IQSS / Zelig

A statistical framework that serves as a common interface to a large range of models

Home Page:http://zeligproject.org

Geek Repo:Geek Repo

Github PK Tool:Github PK Tool

Tobit expected values incorrect?

izahn opened this issue · comments

Consider these two models (from the tobit vignette)

m1 <- survreg(Surv(durable, durable>0, type='left') ~ age + quant,
              data=tobin, dist='gaussian')

z.out <- zelig(durable ~ age + quant, model = "tobit", data = tobin)

coefs and vcov are the same:

all.equal(vcov(z.out)[[1]], vcov(m1))
## TRUE
all.equal(coef(z.out), coef(m1))
## TRUE

but the expected values as very different

predict(m1,
        newdata = data.frame(lapply(model.frame(m1)[-1], mean)),
        se.fit = TRUE)
## $fit
##        1 
## -2.067679 
##
## $se.fit
##        1 
## 1.962933
ev <- sim(setx(z.out))$get_qi(qi = "ev")
c(mean = mean(ev), sd = sd(ev))
##      mean        sd 
## 1.5536944 0.6302974 

Do we expect these to be so different? If so, why?

Before digging into this further, is this issue adequately addressed by #315?

Thanks for the info. I'll take a look.

For reference:

Zelig/R/model-tobit.R

Lines 148 to 163 in 0f4e1f1

ztobit$methods(
qi = function(simparam, mm) {
Coeff <- simparam$simparam %*% t(mm)
SD <- simparam$simalpha
alpha <- simparam$simalpha
lambda <- dnorm(Coeff / SD) / (pnorm(Coeff / SD))
ev <- pnorm(Coeff / SD) * (Coeff + SD * lambda)
pv <- ev
pv <- matrix(nrow = nrow(ev), ncol = ncol(ev))
for (j in 1:ncol(ev)) {
pv[, j] <- rnorm(nrow(ev), mean = ev[, j], sd = SD)
pv[, j] <- pmin(pmax(pv[, j], .self$below), .self$above)
}
return(list(ev = ev, pv = pv))
}
)

This is a hasty test to see if the Y, rather than Y* is the issue. The example and Y calculation procedure is taken directly from: https://stats.stackexchange.com/a/149529

# Create data 
N = 10
f = rep(c("s1","s2","s3","s4","s5","s6","s7","s8"),N)
fcoeff = rep(c(-1,-2,-3,-4,-3,-5,-10,-5),N)
set.seed(100) 
x = rnorm(8*N)+1
beta = 5
epsilon = rnorm(8*N,sd = sqrt(1/5))
y.star = x*beta+fcoeff+epsilon ## latent response
y = y.star 
y[y<0] <- 0 ## censored response
test_data <- data.frame(y = y, zero = 0, x = x, f = f)

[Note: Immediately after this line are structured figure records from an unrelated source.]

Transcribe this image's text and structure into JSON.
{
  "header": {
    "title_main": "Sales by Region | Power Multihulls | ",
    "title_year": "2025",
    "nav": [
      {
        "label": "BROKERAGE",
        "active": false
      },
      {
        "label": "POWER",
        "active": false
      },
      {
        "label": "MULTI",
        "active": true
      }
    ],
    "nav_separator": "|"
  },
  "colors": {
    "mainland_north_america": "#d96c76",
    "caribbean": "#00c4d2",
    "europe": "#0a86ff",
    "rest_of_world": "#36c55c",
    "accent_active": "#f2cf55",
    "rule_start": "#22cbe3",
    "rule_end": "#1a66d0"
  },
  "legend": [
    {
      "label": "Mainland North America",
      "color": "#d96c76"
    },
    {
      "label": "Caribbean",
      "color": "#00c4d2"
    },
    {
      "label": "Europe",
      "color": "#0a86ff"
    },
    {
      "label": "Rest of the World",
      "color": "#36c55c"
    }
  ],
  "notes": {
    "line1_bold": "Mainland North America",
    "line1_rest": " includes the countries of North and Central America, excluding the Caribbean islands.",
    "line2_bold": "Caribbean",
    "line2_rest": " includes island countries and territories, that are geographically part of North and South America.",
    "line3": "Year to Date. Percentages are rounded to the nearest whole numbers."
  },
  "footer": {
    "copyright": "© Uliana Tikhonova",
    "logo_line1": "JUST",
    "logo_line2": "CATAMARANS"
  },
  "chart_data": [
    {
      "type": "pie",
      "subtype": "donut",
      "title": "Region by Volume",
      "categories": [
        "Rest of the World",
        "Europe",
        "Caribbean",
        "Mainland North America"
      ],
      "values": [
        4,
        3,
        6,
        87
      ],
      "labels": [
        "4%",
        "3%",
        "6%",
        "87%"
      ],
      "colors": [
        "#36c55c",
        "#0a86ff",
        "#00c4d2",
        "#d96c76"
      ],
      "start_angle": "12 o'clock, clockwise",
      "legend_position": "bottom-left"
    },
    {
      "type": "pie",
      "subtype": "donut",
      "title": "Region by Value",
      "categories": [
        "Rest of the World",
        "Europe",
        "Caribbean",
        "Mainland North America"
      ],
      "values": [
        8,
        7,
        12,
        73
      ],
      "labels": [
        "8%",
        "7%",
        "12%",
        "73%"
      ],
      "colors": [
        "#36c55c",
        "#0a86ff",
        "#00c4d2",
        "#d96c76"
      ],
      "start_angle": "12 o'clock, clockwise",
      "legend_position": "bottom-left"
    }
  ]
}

# Estimate with AER -------------------------------------------------------
library(AER)
fit <- tobit(y~ 0 + x + f, data = test_data)

# E[Y*] ---------------
mean(predict(fit))

## [1] 0.9823243

# E[Y] -----------
mu <- fitted(fit)
sigma <- fit$scale
p0 <- pnorm(mu/sigma)
lambda <- function(x) dnorm(x)/pnorm(x)
ey0 <- mu + sigma * lambda(mu/sigma)
ey <- p0 * ey0
c(mean = mean(ey, na.rm = T), sd = sd(ey, na.rm = T))

##    mean       sd 
## 2.544692 3.354458 

# Estimate with Zelig -------------------------------------------------------
zfit <- zelig(y~ 0 + x + f, data = test_data, model = "tobit", cite = FALSE)

# E[Y*] ---------------
mean(unlist(predict(zfit)))

## [1] 0.9823243

ev <- sim(setx(zfit))$get_qi(qi = "ev")
c(mean = mean(ev), sd = sd(ev))

# E[Y] ???? -----------
ev <- sim(setx(zfit))$get_qi(qi = "ev")
c(mean = mean(ev), sd = sd(ev))

##     mean        sd 
## 0.6255104 0.1359505 

Note that in this example:

mean(y)

## [1] 2.51392

sd(y)

## [1] 3.353757

which is almost identical to the E[Y] using Achim's procedure from Stack Exchange, but very different from Zelig. The ev from Zelig is also fairly different from the E[Y*] from predict.

@cchoirat am I missing something about what Zelig is trying to achieve (or misinterpreted the results from this test)?